Here, we couple exothermic chemical reaction with a nanotube or a nanowire having high thermal conductivity. Exothermic nature of the fuel coupled with high thermal conductivity gives rise to a self-propagating reaction wave along the length of the nanotube. We have studied such waves using cyclotrimethylene trinitramine as a fuel on multiwalled carbon nanotubes conduit. The reaction waves propagate at extremely high velocities of the order of about 2 ms-1. The waves also give rise to an electrical output across the ends of the nanotube. Electrical pulses of specific power as high as 7 kW kg-1were experimentally observed. This phenomenon of a self-propagating reaction wave leading to an electrical pulse generation was identified as thermopower waves. Studies show that the specific power scales inversely with the system size. This kind of energy source could have many potential applications because of its long shelf life and rapid energy discharge.

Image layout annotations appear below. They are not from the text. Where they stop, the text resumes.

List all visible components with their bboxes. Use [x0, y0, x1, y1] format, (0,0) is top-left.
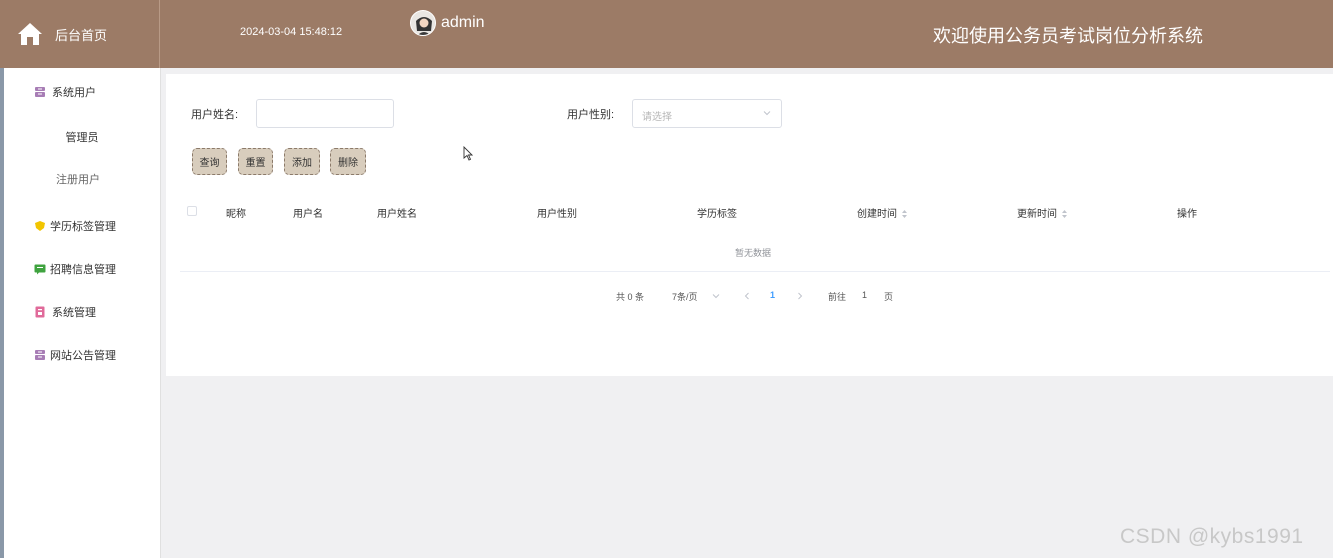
sidebar-subitem-label: 管理员: [65, 132, 99, 144]
column-header-real-name: 用户姓名: [377, 209, 417, 220]
add-button[interactable]: 添加: [284, 148, 320, 175]
user-info[interactable]: admin: [410, 10, 485, 36]
pagination-current-page[interactable]: 1: [770, 290, 775, 300]
archive-icon: [35, 87, 45, 97]
empty-table-text: 暂无数据: [735, 248, 772, 258]
home-link[interactable]: 后台首页: [4, 0, 160, 68]
chevron-down-icon: [763, 111, 771, 116]
sidebar-item-label: 系统用户: [52, 87, 96, 99]
site-title: 欢迎使用公务员考试岗位分析系统: [933, 26, 1203, 46]
column-header-updated-time[interactable]: 更新时间: [1017, 205, 1068, 220]
column-header-label: 创建时间: [857, 209, 897, 220]
gender-filter-label: 用户性别:: [567, 109, 615, 121]
watermark: CSDN @kybs1991: [1120, 525, 1304, 548]
sidebar-subitem-admins[interactable]: 管理员: [4, 129, 160, 145]
sidebar-item-system-management[interactable]: 系统管理: [4, 301, 160, 323]
gender-filter-select[interactable]: 请选择: [632, 99, 782, 128]
sidebar: 系统用户 管理员 注册用户 学历标签管理 招聘信息管理 系统管理 网站公告管理: [4, 68, 161, 558]
chevron-left-icon[interactable]: [743, 292, 751, 300]
sort-icon[interactable]: [1061, 209, 1068, 219]
column-header-education-tag: 学历标签: [697, 209, 737, 220]
delete-button[interactable]: 删除: [330, 148, 366, 175]
goto-page-input[interactable]: 1: [862, 290, 867, 300]
select-all-checkbox[interactable]: [187, 206, 197, 216]
chevron-right-icon[interactable]: [796, 292, 804, 300]
name-filter-input[interactable]: [256, 99, 394, 128]
sidebar-item-system-users[interactable]: 系统用户: [4, 81, 160, 103]
message-icon: [34, 264, 46, 275]
current-datetime: 2024-03-04 15:48:12: [240, 26, 343, 38]
sidebar-item-recruitment[interactable]: 招聘信息管理: [4, 258, 160, 280]
sidebar-subitem-registered-users[interactable]: 注册用户: [0, 171, 156, 187]
reset-button[interactable]: 重置: [238, 148, 273, 175]
page-unit-label: 页: [884, 292, 894, 302]
column-header-created-time[interactable]: 创建时间: [857, 205, 908, 220]
archive-icon: [35, 350, 45, 360]
avatar: [410, 10, 436, 36]
home-label: 后台首页: [55, 27, 108, 43]
pagination-total: 共 0 条: [616, 292, 645, 302]
name-filter-label: 用户姓名:: [191, 109, 239, 121]
document-icon: [35, 306, 45, 318]
sort-icon[interactable]: [901, 209, 908, 219]
chevron-down-icon[interactable]: [712, 292, 720, 300]
mouse-cursor-icon: [463, 146, 473, 161]
gender-filter-placeholder: 请选择: [642, 112, 672, 123]
home-icon: [18, 23, 42, 45]
goto-label: 前往: [828, 292, 847, 302]
top-header: 后台首页 2024-03-04 15:48:12 admin 欢迎使用公务员考试…: [0, 0, 1333, 68]
sidebar-item-label: 网站公告管理: [50, 350, 116, 362]
username: admin: [441, 14, 485, 31]
sidebar-item-label: 招聘信息管理: [50, 264, 116, 276]
sidebar-item-education-tags[interactable]: 学历标签管理: [4, 215, 160, 237]
column-header-actions: 操作: [1177, 209, 1197, 220]
column-header-label: 更新时间: [1017, 209, 1057, 220]
page-size-select[interactable]: 7条/页: [672, 290, 698, 303]
sidebar-subitem-label: 注册用户: [56, 174, 100, 186]
query-button[interactable]: 查询: [192, 148, 227, 175]
column-header-username: 用户名: [293, 209, 323, 220]
column-header-gender: 用户性别: [537, 209, 577, 220]
sidebar-item-label: 系统管理: [52, 307, 96, 319]
sidebar-item-label: 学历标签管理: [50, 221, 116, 233]
table-divider: [180, 271, 1330, 272]
column-header-nickname: 昵称: [226, 209, 246, 220]
shield-icon: [35, 221, 45, 231]
sidebar-item-announcements[interactable]: 网站公告管理: [4, 344, 160, 366]
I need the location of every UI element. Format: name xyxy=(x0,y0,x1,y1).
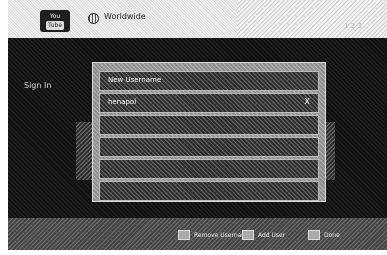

Current work on thermopower waves covers a wide horizon of possible improvements and applications. We are working on developing a ‘fuel cell’ working on the concept of thermopower waves. It offers advantage of being able to use liquid fuels and provide ease of device reusability. Studies to increase the device efficiency and understand the physics of this phenomenon of improved electrical output because of the reaction wave are underway. The final objective would be to make a ‘battery’ that can be used as a power source for various micro and nano scale operations.
Choi, W. et al. Chemically driven carbon-nanotube-guided thermopower waves. Nat Mater 9, 423-429, (2010).